RA: The future church which Pastor Leithart described with moving eloquence in Chapter 3 sounds much like the mild liberalism of the UCC in the 1950s and the 1960s.  In line with the title of his book, Rev. Leithart calls for Protestant denominations and churches to “die,” that is, to cease to exist in their present forms in order for new forms to emerge.

This is probably a good point.  It also shows one fatal weakness in Leithart’s analysis.  Unless Leithart is going to base the unity on justification and the glory and sovereignty of God, then more and more CREC Turks will end up going Tiber/Constantinople.

RA: For those who grew up in the provincial sub-culture of Evangelicalism all this might sound daring but for those who grew up in mainline Protestantism this is familiar territory.  Within a matter of a few decades the UCC’s inclusive ecumenism degenerated into radical liberalism.

Again, a very good point.  However, the only people taking Leithart seriously are CREC members, and they are more likely to swing towards a cultic conservatism rather than liberalism.

RA: Many Evangelicals are unaware of how insulated they are.  They hold in high esteem teachers and pastors for their “unique” and “brilliant” insights into Scripture not knowing that much has been borrowed from others.  What seem to be bold and innovative teachings are often drawn from one of the early Church Fathers or, worse yet, a revived heresy.  This is why knowledge of church history is so important for sound theology.

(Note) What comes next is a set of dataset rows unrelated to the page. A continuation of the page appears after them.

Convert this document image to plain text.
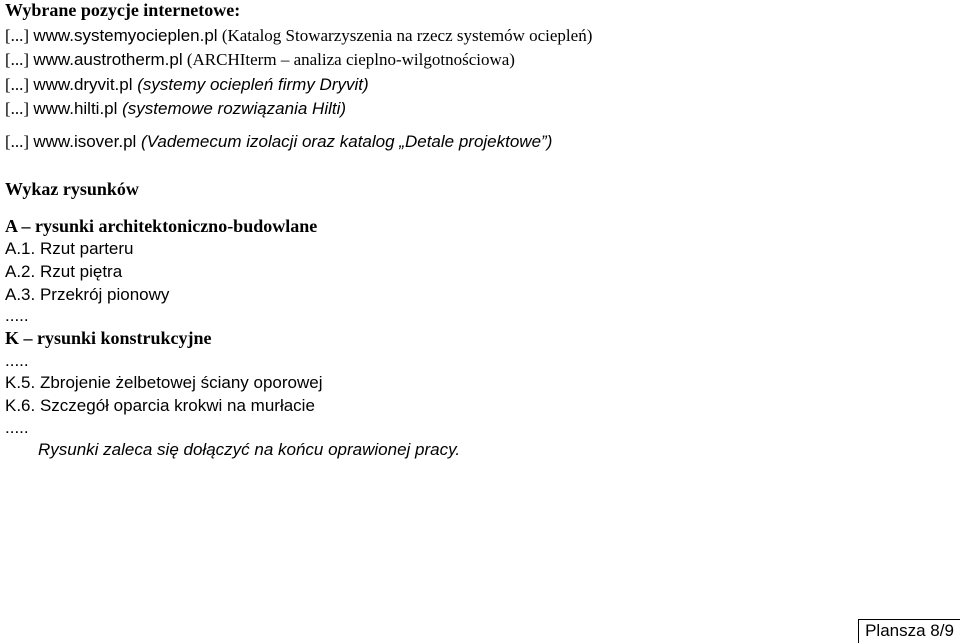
Wybrane pozycje internetowe:
[...] www.systemyocieplen.pl (Katalog Stowarzyszenia na rzecz systemów ociepleń)
[...] www.austrotherm.pl (ARCHIterm – analiza cieplno-wilgotnościowa)
[...] www.dryvit.pl (systemy ociepleń firmy Dryvit)
[...] www.hilti.pl (systemowe rozwiązania Hilti)
[...] www.isover.pl (Vademecum izolacji oraz katalog „Detale projektowe”)
Wykaz rysunków
A – rysunki architektoniczno-budowlane
A.1. Rzut parteru
A.2. Rzut piętra
A.3. Przekrój pionowy
.....
K – rysunki konstrukcyjne
.....
K.5. Zbrojenie żelbetowej ściany oporowej
K.6. Szczegół oparcia krokwi na murłacie
.....
Rysunki zaleca się dołączyć na końcu oprawionej pracy.
Plansza 8/9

I am sorry.  This is just silly.  This might be true of Independent Fundamental Baptists, but not of anyone else.  

RA: The Evangelical subculture in many ways is a closed off, provincial religious ghetto

To quote the greatest politician in American history: “Wrong, Wrong, Wrong!”


Arakaki ends by quoting the Fathers on unity.  Well, I could respond but that assumes a lot of presuppositions (on both sides), and that brings us into questions about ontology and logic.


One thought on “Orthodox Bridge’s End of Protestantism

  1. I don’t know how OrthBridge can say that Leithart doesn’t challenge the Reformation to critique. In all of his articles of length that’s pretty much all that he does. In fact, that’s basically why a number of Reformed accuse him of. The guy was put on heresy trial for being a crypto-Catholic (ironically by someone who was a crypto-Catholic). It’s kind of irresponsible for him to do a book review if he doesn’t know this one of the drums the author beats ad nauseum.

    Though I do think Leithart is not in the CREC boat, at least he is trying to distance himself. He is gaining a following among conservative Protestants and Anglicans. He had a tiff with Wilson over the book. Ironically, Wilson tried to posture himself as the spokesperson of the Reformation against Leithart’s irenicism towards Rome et al.